Intolérance solidaire
Chère Ruba,
Nous nous sommes côtoyées pendant quatre ans à l’Assemblée nationale, toi de Québec solidaire, moi du Parti québécois, et j’avoue avoir développé une estime pour ta fougue. C’est donc avec intérêt que j’ai voulu t’entendre parler de ta démarche indépendantiste pendant une heure dans le récent balado de Génération Oui.
J’ai été estomaquée de t’entendre dire que tu « détestais au plus haut point » la politique nationaliste menée par mon parti, mes collègues, les militants que je côtoie au quotidien. Qu’est-ce qui peut ainsi déclencher chez toi un rejet aussi brutal des convictions d’autres indépendantistes ? Tu as expliqué : « moi c’est le discours où quand on parle de la nation québécoise, quand on parle du Québec, du pays, de l’histoire, – évidemment on ne le dit pas comme ça – mais on parle aux gens qui étaient là, disons, au début, dans le temps de la Nouvelle-France. Là je caricature, mais souvent, entre les lignes, c’est comme si on parle : ça, c’est les vrais. »
L’accusation est grave. Elle est contredite par l’ensemble de mes collègues péquistes issus de la diversité québécoise, par l’ensemble des politiques en matière d’intégration de notre parti. Quelles preuves avances-tu ? Aucune. Tu dis « lire entre les lignes ». Il s’agit donc d’un biais, d’un préjugé. D’intolérance. Les intervieweurs t’ont demandé de préciser d’où tu tirais cette perception. « Je le retrouve chez certaines personnes dans le Parti québécois qui vont un petit peu exclure ou avoir un discours de peur. » Lesquelles, quand, à quel sujet ? Roxham ? Tu admets que c’est un sujet qu’il faut aborder. Les seuils d’immigration ? Tu affirmes que c’est un débat légitime. Alors ? Alors ceci :
« C’est pas juste l’immigration, c’est tout le discours qu’on tient sur le Québec, la nation québécoise, sur une vision du Québec que je n’aime pas. »
Tu sembles donc allergique au mot « nation », à notre volonté de nous inscrire dans une histoire, de célébrer la grande aventure québécoise sur le continent. Voilà ce que tu détestes, au point de nous accuser d’avoir des discours de peur, de trier les « vrais » Québécois des autres. Tu relaies précisément la propagande fédéraliste de Pierre Trudeau et Jean Chrétien en 1980 et en 1995 contre l’idée indépendantiste. Ta volonté de salir le Parti québécois fait nécessairement une victime collatérale : l’idée d’indépendance. Pose-toi la question : pourquoi n’arrivez-vous pas même à convaincre la moitié de votre propre électorat à appuyer l’indépendance ? Peut-être est-ce parce que vous calomniez une partie des indépendantistes. Parce que vous détestez leur discours.

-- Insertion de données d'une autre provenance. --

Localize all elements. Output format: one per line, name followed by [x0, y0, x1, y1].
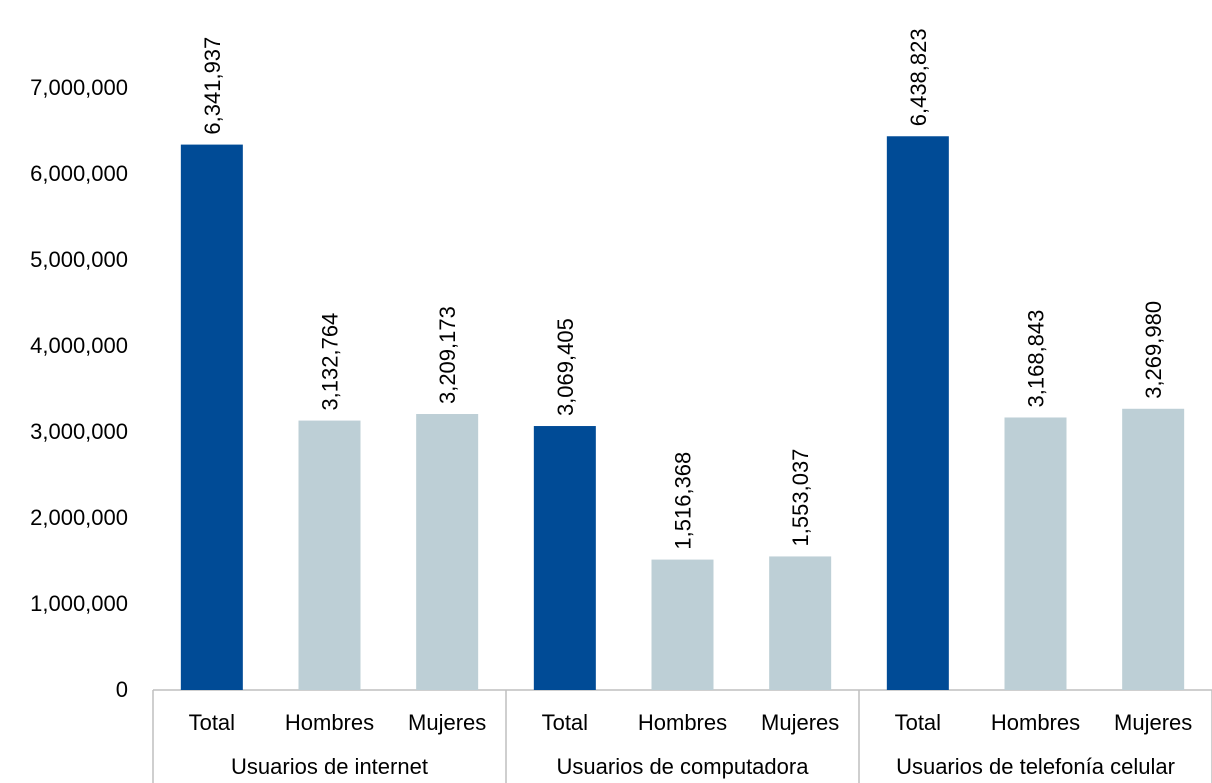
category-label: Hombres [285, 710, 374, 735]
bar [886, 136, 949, 690]
y-tick-label: 1,000,000 [30, 591, 128, 616]
bar [298, 420, 361, 690]
bar [651, 559, 714, 690]
category-label: Hombres [991, 710, 1080, 735]
data-label: 6,438,823 [906, 28, 931, 126]
y-tick-label: 3,000,000 [30, 419, 128, 444]
category-label: Total [542, 710, 588, 735]
category-label: Total [895, 710, 941, 735]
y-tick-label: 5,000,000 [30, 247, 128, 272]
category-label: Total [189, 710, 235, 735]
bar [1122, 408, 1185, 690]
bar [769, 556, 832, 690]
data-label: 1,516,368 [671, 452, 696, 550]
data-label: 6,341,937 [200, 37, 225, 135]
category-label: Hombres [638, 710, 727, 735]
category-label: Mujeres [761, 710, 839, 735]
data-label: 3,209,173 [435, 306, 460, 404]
bar [1004, 417, 1067, 690]
y-tick-label: 4,000,000 [30, 333, 128, 358]
data-label: 3,132,764 [318, 313, 343, 411]
bar [180, 144, 243, 691]
bar [416, 414, 479, 690]
group-label: Usuarios de telefonía celular [896, 754, 1175, 779]
data-label: 3,168,843 [1024, 310, 1049, 408]
y-tick-label: 7,000,000 [30, 75, 128, 100]
category-label: Mujeres [408, 710, 486, 735]
data-label: 3,069,405 [553, 318, 578, 416]
y-tick-label: 6,000,000 [30, 161, 128, 186]
data-label: 1,553,037 [788, 449, 813, 547]
y-tick-label: 0 [116, 677, 128, 702]
group-label: Usuarios de computadora [557, 754, 810, 779]
bar [533, 426, 596, 690]
category-label: Mujeres [1114, 710, 1192, 735]
group-label: Usuarios de internet [231, 754, 428, 779]
data-label: 3,269,980 [1141, 301, 1166, 399]
y-tick-label: 2,000,000 [30, 505, 128, 530]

Les intervieweurs t’ont demandé : « Bloc québécois ou NPD ? » Tu as répondu avec enthousiasme : « NPD ».
Voilà un parti fédéraliste qui, cette dernière année seulement, s’est opposé aux positions unanimes de l’Assemblée nationale, donc aux positions de ton propre parti. Vous souhaitez un rapport d’impôt unique, le NPD dit non. Vous souhaitez des transferts en santé sans condition, Jagmeet Singh a exigé des conditions. Malgré des désaccords sur le fond, vous souhaitez que le fédéral ne se mêle pas des décisions québécoises en matière de laïcité et de langue. Le NPD réclame une intervention de la Cour suprême pour invalider nos lois. Vous estimez que les propos méprisants envers le Québec d’Amira Elghawaby la disqualifient de son poste de conseillère de Justin Trudeau. Le NPD l’appuie sans réserve.
Tu dis que tu ne ferais pas plus d’alliance avec le Parti québécois qu’avec le Parti libéral du Québec. Mais tu appuies un parti fédéraliste canadien qui tourne le dos à nos combats.
Alors. Que reproches-tu au Bloc Québécois ? Qu’il mène à Ottawa toutes les batailles du Québec ? Qu’il soit indépendantiste ? J’espère que non. Je dois comprendre que tu lui reproches de parler de nation, d’histoire, de pays.
Finalement, sache que je ne déteste pas ta position. Je crois que ce mot ne devrait pas exister entre indépendantistes. Je respecte tes opinions, sans les partager. Je sais qu’il faudra un jour rassembler au moins la moitié des Québécois pour se donner un pays. Qu’il faudra additionner des points de vue complètement différents, mais qui se rejoignent dans une même volonté d’indépendance. La détestation, l’intolérance, les procès d’intention ne sont pas les bons outils pour nous rendre à bon port. Je te les laisse.